PR: Naming characters is more like naming babies. You have to let go of a lot of your theoretical tastes and preferences and think about who this person is, when they lived, what you're trying to convey with the name. You may not want a character to have a name that they like. Cait, for instance, is supposed to kind of bridle against her name Caitlin, a pretty white bread middlebrow name from the 1980s that doesn't really fit her. And Bridget's name is of course significant because so many of The Bridgets --- the original title for the book --- changed their names to Bea or Bertha.  

Billie's name was for a long time Lily, but about midway through my long writing process, I made her younger and scrappier, and so she became Billie. I'm still debating that one, though I suppose it's too late!

BRC: Beyond books and blogs, you are also a columnist for Glamour, the creator of the online fictional world Ho Springs (HoSprings.com), and a contributor to the Daily Beast and the Huffington Post.

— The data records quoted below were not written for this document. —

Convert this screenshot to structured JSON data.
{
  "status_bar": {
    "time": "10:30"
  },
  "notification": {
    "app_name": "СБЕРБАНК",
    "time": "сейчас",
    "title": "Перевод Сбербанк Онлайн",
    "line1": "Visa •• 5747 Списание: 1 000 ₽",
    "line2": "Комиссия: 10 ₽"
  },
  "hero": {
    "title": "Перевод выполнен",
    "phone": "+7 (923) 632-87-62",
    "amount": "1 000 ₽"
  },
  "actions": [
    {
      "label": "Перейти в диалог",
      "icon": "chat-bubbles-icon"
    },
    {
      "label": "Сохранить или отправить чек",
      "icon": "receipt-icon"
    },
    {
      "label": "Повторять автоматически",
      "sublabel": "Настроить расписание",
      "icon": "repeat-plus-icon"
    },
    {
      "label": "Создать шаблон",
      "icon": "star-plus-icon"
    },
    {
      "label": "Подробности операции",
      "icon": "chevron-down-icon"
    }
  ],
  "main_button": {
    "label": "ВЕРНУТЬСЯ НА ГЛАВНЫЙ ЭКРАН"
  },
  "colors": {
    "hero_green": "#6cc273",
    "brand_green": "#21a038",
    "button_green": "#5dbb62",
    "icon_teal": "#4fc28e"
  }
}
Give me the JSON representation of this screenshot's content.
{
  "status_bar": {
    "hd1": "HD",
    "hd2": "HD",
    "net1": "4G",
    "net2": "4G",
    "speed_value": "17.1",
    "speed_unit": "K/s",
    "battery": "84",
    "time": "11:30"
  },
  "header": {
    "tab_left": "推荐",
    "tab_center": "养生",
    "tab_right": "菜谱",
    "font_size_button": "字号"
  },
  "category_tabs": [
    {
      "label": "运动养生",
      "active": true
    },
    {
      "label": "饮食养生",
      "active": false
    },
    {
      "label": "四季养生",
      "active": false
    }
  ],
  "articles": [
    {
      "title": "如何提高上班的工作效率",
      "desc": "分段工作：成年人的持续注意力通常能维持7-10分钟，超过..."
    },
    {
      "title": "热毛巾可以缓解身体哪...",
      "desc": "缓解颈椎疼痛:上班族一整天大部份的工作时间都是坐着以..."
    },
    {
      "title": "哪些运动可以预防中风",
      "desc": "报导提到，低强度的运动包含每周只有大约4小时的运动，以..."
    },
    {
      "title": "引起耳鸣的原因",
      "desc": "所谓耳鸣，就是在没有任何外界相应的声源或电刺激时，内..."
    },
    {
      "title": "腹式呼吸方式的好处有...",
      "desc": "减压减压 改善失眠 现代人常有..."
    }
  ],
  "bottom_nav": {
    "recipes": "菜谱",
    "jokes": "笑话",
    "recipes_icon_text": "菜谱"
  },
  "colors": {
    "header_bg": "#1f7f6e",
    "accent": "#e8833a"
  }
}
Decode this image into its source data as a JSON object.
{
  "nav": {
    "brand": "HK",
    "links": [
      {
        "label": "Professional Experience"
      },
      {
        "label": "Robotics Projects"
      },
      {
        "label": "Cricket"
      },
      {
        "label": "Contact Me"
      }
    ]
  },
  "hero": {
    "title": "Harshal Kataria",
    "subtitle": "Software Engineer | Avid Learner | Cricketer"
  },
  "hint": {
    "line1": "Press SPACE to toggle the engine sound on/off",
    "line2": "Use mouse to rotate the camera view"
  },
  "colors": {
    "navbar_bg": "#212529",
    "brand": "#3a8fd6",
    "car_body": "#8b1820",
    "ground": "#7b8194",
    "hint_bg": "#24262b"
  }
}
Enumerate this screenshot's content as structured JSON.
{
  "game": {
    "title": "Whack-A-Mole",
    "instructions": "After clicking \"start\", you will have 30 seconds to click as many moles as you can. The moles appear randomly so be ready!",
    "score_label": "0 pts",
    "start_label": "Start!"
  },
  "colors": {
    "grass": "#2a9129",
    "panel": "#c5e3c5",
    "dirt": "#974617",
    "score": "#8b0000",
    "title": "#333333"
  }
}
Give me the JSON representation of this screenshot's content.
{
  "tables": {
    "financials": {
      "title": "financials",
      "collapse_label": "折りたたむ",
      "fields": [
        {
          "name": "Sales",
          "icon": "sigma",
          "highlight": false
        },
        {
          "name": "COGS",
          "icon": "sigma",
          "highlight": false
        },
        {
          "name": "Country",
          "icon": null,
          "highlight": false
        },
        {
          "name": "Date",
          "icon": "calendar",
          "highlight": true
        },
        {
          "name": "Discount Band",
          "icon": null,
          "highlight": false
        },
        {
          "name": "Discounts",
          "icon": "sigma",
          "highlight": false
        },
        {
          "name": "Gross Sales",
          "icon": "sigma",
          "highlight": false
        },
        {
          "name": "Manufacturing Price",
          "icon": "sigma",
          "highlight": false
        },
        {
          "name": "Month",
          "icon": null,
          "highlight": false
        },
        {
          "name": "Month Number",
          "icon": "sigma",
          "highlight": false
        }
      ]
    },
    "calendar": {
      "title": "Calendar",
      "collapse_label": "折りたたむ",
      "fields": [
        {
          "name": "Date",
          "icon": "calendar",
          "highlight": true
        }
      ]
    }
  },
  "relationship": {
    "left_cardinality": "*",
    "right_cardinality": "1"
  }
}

Seriously, just how do you do all that you do? What’s your secret? Yoga before bed? Running at 5 a.m.? Three chocolate bars before every time you sit down to write?

PR: Definitely much more chocolate than 5 a.m. running! I'm fast, I'm focused, and I don't hesitate very much --- there's little stutter between my mind and my fingers. And my kids are grown. I work all the time! Seriously. I'm at my computer usually 12 hours a day, seven days a week, and sometimes more, because I want to be. I love love love to work.

BRC: What are you working on now?

PR: I actually have a humor book coming out in September from Bloomsbury. It's called RABID: Are You Crazy About Your Dog or Just Crazy? I'm picking up work on another 1916 novel, set in the Adirondacks, that I set aside last year when I was working on the final revisions of POSSIBILITY. And then there's Nameberry and the magazine pieces. And I'm going on an actual book tour to the south for POSSIBILITY, stopping at the Virginia Festival of the Book in Charlottesville and visiting several great independent bookstores around Charleston, South Carolina, thanks to my friend, the writer Dorothea Benton Frank. And buying myself a great dress to really enjoy the publication of THE POSSIBILITY OF YOU!